I think the open attitude, for the most part, toward science in the church helped me feel comfortable learning how to actually trust science, which is not the same thing as believing everything science says implicitly. I stopped disbelieving evolution and believing it instead in my teens, and that started me on a long journey of identifying more and more things (like the Noah's Ark story) that I couldn't reconcile between the LDS church's teachings and the things I believed scientifically. I believed there was good reason to trust the science more in these areas, and so I acknowledged that the church got it wrong on some things. That was the initial chink in the armor. I rationalized it all as not important to my salvation, etc. But the realization of an increasing number of cases where the church simply had it wrong grew and grew, and I had a hard time with that. When finally confronted with the depths of Joseph Smith's polygamy and abuse of power (telling a young girl that God had given her to him, and that an angel would kill him if she didn't agree to marry him, IS an abuse of power), combined with the even more potent evidence that Joseph Smith made up the Book of Abraham, really pushed me over the edge.

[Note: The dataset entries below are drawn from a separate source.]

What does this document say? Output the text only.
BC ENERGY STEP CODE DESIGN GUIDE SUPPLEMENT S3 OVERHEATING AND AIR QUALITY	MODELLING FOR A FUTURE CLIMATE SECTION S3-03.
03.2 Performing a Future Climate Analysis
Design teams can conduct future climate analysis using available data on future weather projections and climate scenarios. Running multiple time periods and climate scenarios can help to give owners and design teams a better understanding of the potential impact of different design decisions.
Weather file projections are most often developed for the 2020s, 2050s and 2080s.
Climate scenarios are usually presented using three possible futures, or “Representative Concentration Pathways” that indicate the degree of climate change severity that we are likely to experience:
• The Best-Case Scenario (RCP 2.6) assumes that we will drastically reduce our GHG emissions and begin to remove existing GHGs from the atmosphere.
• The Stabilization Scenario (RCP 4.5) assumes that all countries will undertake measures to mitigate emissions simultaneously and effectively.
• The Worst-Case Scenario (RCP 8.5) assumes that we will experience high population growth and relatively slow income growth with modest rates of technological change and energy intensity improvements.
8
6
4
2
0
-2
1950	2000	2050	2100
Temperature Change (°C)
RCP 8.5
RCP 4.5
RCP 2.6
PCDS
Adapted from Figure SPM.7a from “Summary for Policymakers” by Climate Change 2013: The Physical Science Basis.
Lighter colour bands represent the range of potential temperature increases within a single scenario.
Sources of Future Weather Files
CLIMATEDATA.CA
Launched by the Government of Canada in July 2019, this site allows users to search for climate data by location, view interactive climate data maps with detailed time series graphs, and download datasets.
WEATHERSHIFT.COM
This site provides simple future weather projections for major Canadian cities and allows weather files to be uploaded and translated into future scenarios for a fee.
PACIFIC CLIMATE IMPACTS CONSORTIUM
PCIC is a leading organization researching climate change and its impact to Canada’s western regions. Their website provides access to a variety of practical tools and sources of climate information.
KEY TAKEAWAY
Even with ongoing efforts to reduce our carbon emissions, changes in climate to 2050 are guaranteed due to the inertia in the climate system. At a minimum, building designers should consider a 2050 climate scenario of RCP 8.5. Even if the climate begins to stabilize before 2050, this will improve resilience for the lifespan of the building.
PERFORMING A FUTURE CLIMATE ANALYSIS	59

Ever since I made the fateful realization that I was kicking against the pricks of truth, and that the LDS church really might not be true, and then eventual realized that it is not in fact true, I've seen more and more ways in which this is now obvious. With the clearing of the fog of mental conditioning, and the ever-increasing clarity of being able to see the church from "the outside", I'm realizing more and more that there's been this gigantic puzzle all along showing clearly that the church is really man-made and not from God. This puzzle is made up of a great many individual puzzle pieces that each contribute to the picture. Book of Abraham is one such puzzle piece. Joseph's deception and abuse of power in the polygamy case is another. Lack of inspiration with regards human origins, age of the earth, things not dying before Adam, Noah's Ark, the many problems with the Book of Mormon, etc. are all pieces of this puzzle. That the LDS conception of how they receive "knowledge" from the Holy Spirit is not reliable, and not even unique, and that a lot of other people in the world use the same ideas to justify their "knowledge" that their beliefs are correct, is yet another puzzle piece. That Brigham Young was so uninspired that he taught things like Adam/God, blood atonement, black priesthood ban and the smearing of all black people with the believe that right out of the womb they were reaping the disadvantages they deserved as a result of their actions in the pre-existence, all these are yet more pieces of this puzzle.
When you put all these puzzle pieces together, you realize that it all clearly shows that this church is just a man-made institution like all the other churches out there. It's plain as day. Maybe you have to be a right-brain, "big picture" kind of guy, but that's what I am, and I'm seeing the "big picture" here and realizing that this church simply is not true. No way, no how. And tackling each and every one of the very many puzzle pieces and trying to present a plausible explanation that cancels out their evidentiary value is simply not cutting it. The net result of all these puzzle pieces is as clear as day, the nose on my face, etc.